Cerita Prabowo Usai Bertemu dan Berbincang dengan Eks PM Australia: Pemikiran Beliau Sangat Jernih

Pertemuan Presiden Prabowo Subianto dengan mantan Perdana Menteri Australia, Paul Keating, di Sydney menjadi momen penting dalam mempererat hubungan kedua negara.

Diterbitkan 12 November 2025, 15:50 WIB
Share
Copy Link
Batalkan
Jadi intinya...
  • Presiden Prabowo bertemu mantan PM Australia Paul Keating di Sydney.
  • Prabowo mendapat banyak masukan strategis dari pemikiran jernih Keating.
  • Pertemuan ini bertujuan mempererat hubungan bilateral Indonesia-Australia yang saling menguntungkan.

Liputan6.com, Jakarta Presiden Prabowo Subianto menerima kunjungan mantan Perdana Menteri (PM) Australia Paul Keating di hotel tempatnya bermalam selama di Sydney, Rabu, (12/11/2025). Dia pun mengaku senang dengan pertemuan tersebut.

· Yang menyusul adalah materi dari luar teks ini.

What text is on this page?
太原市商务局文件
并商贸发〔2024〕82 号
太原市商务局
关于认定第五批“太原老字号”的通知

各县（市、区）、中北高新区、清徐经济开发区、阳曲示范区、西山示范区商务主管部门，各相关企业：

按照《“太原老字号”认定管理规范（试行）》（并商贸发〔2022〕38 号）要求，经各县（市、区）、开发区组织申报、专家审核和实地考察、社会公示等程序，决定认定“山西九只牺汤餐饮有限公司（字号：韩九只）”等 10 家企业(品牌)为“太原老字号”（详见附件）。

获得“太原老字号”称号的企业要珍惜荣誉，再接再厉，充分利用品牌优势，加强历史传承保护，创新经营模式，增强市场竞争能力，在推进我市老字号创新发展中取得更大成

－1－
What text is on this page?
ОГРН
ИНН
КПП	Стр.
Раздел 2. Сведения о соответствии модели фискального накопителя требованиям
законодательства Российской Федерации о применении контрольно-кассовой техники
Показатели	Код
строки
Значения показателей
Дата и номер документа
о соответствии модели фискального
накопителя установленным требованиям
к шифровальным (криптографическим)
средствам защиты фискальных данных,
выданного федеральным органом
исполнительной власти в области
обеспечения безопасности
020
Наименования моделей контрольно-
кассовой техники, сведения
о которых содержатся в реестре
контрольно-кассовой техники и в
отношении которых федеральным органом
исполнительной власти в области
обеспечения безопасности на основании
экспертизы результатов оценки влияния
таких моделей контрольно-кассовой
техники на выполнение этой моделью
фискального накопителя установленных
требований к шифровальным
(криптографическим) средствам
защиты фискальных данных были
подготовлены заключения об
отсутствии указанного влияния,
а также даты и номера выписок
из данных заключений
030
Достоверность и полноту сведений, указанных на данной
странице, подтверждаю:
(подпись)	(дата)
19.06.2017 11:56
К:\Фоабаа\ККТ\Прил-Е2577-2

"Beliau sangat berpengalaman. Pemikiran-pemikiran beliau sangat jernih. Pengalaman beliau sangat banyak. Jadi saya, apa ya, saya merasa banyak sekali saya dapat dari pemikiran-pemikiran beliau," jelas Prabowo sebagaimana dikutip dari siaran pers Sekretariat Presiden, Rabu (12/11/2025).

Dia menyampaikan dirinya dan Paul Keating membahas berbagai persoalan-persoalan strategis lintas sektor.

"Ya, di bidang hubungan internasional, di bidang ekonomi, di bidang geoekonomi, geopolitik. Banyak sekali," ungkap Prabowo.

Pertemuan tersebut menjadi bagian dari rangkaian kunjungan kenegaraan Prabowo di Australia. Dia menegaskan bahwa Indonesia dan Australia memiliki kepentingan bersama untuk mempererat hubungan bilateral yang saling menguntungkan.

"Saya kira sangat baik, ya. Kita harus tahu bahwa kita bertetangga dan Indonesia berkepentingan punya hubungan baik sama Australia. Demikian sebaliknya, kalau kita bekerja sama dengan baik di semua bidang, ini akan membawa manfaat yang sangat besar untuk kedua negara dan untuk kawasan kita semuanya," jelas Prabowo.

Mempererat Hubungan Kedua Negara

Sebelumnya, Menteri Investasi dan Hilirisasi/CEO Danantara Rosan Roeslani mengatakan bahwa pertemuan Presiden Prabowo dan Paul Keating diyakini langkah yang bagus untuk kedua negara.

"Memang Bapak Presiden juga sudah mengenal sangat baik (Paul Keating), sehingga ini lebih pada pertemuan tukar pikiran dan juga untuk saling memahami bagaimana bisa dengan masukan dari Paul Keating ini bisa mempererat hubungan antara Australia dan Indonesia ke depannya," kata Rosan saat memberikan keterangan kepada media di Sydney, Australia, Selasa.

Rosan menjelaskan bahwa selain bertemu Perdana Menteri (PM) Australia Anthony Albanese dan Gubernur Jenderal Australia Sam Mostyn, Presiden Prabowo akan bertemu dengan salah satu penasihat Danantara itu dalam kunjungan resmi satu hari di Sydney.

"Akan ada pertemuan dan ini juga karena Paul Keating juga salah satu yang banyak memberikan masukan kepada Danantara. Jadi itu juga direncanakan akan ada agendanya," kata Rosan.